The international airport in Kathmandu was a two story wooden house on the outskirts of the city. It was only when I was waiting in line to go through immigration that I realized how different I was to everyone around me. Women in colorful dresses made of one piece of cloth, long hair tied in the back and dark lines under their eyes were walking around, carrying their babies while men pushed enormous old woolen suitcases, screaming children were running and holding hands and single ladies hid in the corners of the room. Signs all around me read Welcome to Nepal. Some of them were accompanied by curious facts for us visitors.  Did you know? In Kathmandu, horning is almost a language in itself.

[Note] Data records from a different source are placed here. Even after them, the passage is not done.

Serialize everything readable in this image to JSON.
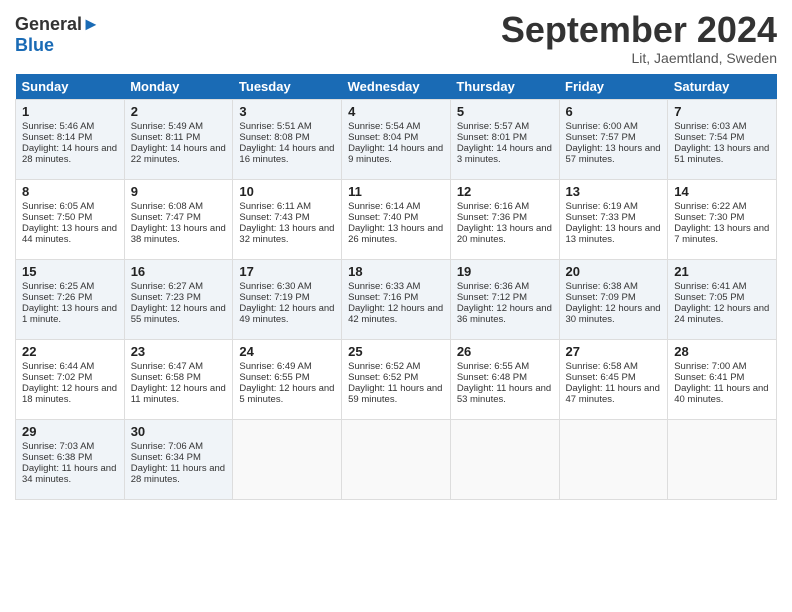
{
  "header": {
    "logo_line1": "General",
    "logo_line2": "Blue",
    "month": "September 2024",
    "location": "Lit, Jaemtland, Sweden"
  },
  "days_of_week": [
    "Sunday",
    "Monday",
    "Tuesday",
    "Wednesday",
    "Thursday",
    "Friday",
    "Saturday"
  ],
  "weeks": [
    [
      {
        "day": "1",
        "info": "Sunrise: 5:46 AM\nSunset: 8:14 PM\nDaylight: 14 hours and 28 minutes."
      },
      {
        "day": "2",
        "info": "Sunrise: 5:49 AM\nSunset: 8:11 PM\nDaylight: 14 hours and 22 minutes."
      },
      {
        "day": "3",
        "info": "Sunrise: 5:51 AM\nSunset: 8:08 PM\nDaylight: 14 hours and 16 minutes."
      },
      {
        "day": "4",
        "info": "Sunrise: 5:54 AM\nSunset: 8:04 PM\nDaylight: 14 hours and 9 minutes."
      },
      {
        "day": "5",
        "info": "Sunrise: 5:57 AM\nSunset: 8:01 PM\nDaylight: 14 hours and 3 minutes."
      },
      {
        "day": "6",
        "info": "Sunrise: 6:00 AM\nSunset: 7:57 PM\nDaylight: 13 hours and 57 minutes."
      },
      {
        "day": "7",
        "info": "Sunrise: 6:03 AM\nSunset: 7:54 PM\nDaylight: 13 hours and 51 minutes."
      }
    ],
    [
      {
        "day": "8",
        "info": "Sunrise: 6:05 AM\nSunset: 7:50 PM\nDaylight: 13 hours and 44 minutes."
      },
      {
        "day": "9",
        "info": "Sunrise: 6:08 AM\nSunset: 7:47 PM\nDaylight: 13 hours and 38 minutes."
      },
      {
        "day": "10",
        "info": "Sunrise: 6:11 AM\nSunset: 7:43 PM\nDaylight: 13 hours and 32 minutes."
      },
      {
        "day": "11",
        "info": "Sunrise: 6:14 AM\nSunset: 7:40 PM\nDaylight: 13 hours and 26 minutes."
      },
      {
        "day": "12",
        "info": "Sunrise: 6:16 AM\nSunset: 7:36 PM\nDaylight: 13 hours and 20 minutes."
      },
      {
        "day": "13",
        "info": "Sunrise: 6:19 AM\nSunset: 7:33 PM\nDaylight: 13 hours and 13 minutes."
      },
      {
        "day": "14",
        "info": "Sunrise: 6:22 AM\nSunset: 7:30 PM\nDaylight: 13 hours and 7 minutes."
      }
    ],
    [
      {
        "day": "15",
        "info": "Sunrise: 6:25 AM\nSunset: 7:26 PM\nDaylight: 13 hours and 1 minute."
      },
      {
        "day": "16",
        "info": "Sunrise: 6:27 AM\nSunset: 7:23 PM\nDaylight: 12 hours and 55 minutes."
      },
      {
        "day": "17",
        "info": "Sunrise: 6:30 AM\nSunset: 7:19 PM\nDaylight: 12 hours and 49 minutes."
      },
      {
        "day": "18",
        "info": "Sunrise: 6:33 AM\nSunset: 7:16 PM\nDaylight: 12 hours and 42 minutes."
      },
      {
        "day": "19",
        "info": "Sunrise: 6:36 AM\nSunset: 7:12 PM\nDaylight: 12 hours and 36 minutes."
      },
      {
        "day": "20",
        "info": "Sunrise: 6:38 AM\nSunset: 7:09 PM\nDaylight: 12 hours and 30 minutes."
      },
      {
        "day": "21",
        "info": "Sunrise: 6:41 AM\nSunset: 7:05 PM\nDaylight: 12 hours and 24 minutes."
      }
    ],
    [
      {
        "day": "22",
        "info": "Sunrise: 6:44 AM\nSunset: 7:02 PM\nDaylight: 12 hours and 18 minutes."
      },
      {
        "day": "23",
        "info": "Sunrise: 6:47 AM\nSunset: 6:58 PM\nDaylight: 12 hours and 11 minutes."
      },
      {
        "day": "24",
        "info": "Sunrise: 6:49 AM\nSunset: 6:55 PM\nDaylight: 12 hours and 5 minutes."
      },
      {
        "day": "25",
        "info": "Sunrise: 6:52 AM\nSunset: 6:52 PM\nDaylight: 11 hours and 59 minutes."
      },
      {
        "day": "26",
        "info": "Sunrise: 6:55 AM\nSunset: 6:48 PM\nDaylight: 11 hours and 53 minutes."
      },
      {
        "day": "27",
        "info": "Sunrise: 6:58 AM\nSunset: 6:45 PM\nDaylight: 11 hours and 47 minutes."
      },
      {
        "day": "28",
        "info": "Sunrise: 7:00 AM\nSunset: 6:41 PM\nDaylight: 11 hours and 40 minutes."
      }
    ],
    [
      {
        "day": "29",
        "info": "Sunrise: 7:03 AM\nSunset: 6:38 PM\nDaylight: 11 hours and 34 minutes."
      },
      {
        "day": "30",
        "info": "Sunrise: 7:06 AM\nSunset: 6:34 PM\nDaylight: 11 hours and 28 minutes."
      },
      {
        "day": "",
        "info": ""
      },
      {
        "day": "",
        "info": ""
      },
      {
        "day": "",
        "info": ""
      },
      {
        "day": "",
        "info": ""
      },
      {
        "day": "",
        "info": ""
      }
    ]
  ]
}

The two men behind the counter were wearing long grey dresses. The desk was wooden and full of scars. It was roofed with small pieces of white paper, just like the one I was holding inside my passport. Where are you from, how old, are you a criminal and how many days are you spending in our country? All this information from countless strangers flew around in a hurricane around the top of the desk. I could barely see their eyes among all the little doves that went up and down and to the front and the back. The magnificence of the scene made it almost worth filling out the paperwork; so many facts, so much time and ink and paper invested in this beautiful piece of performing art.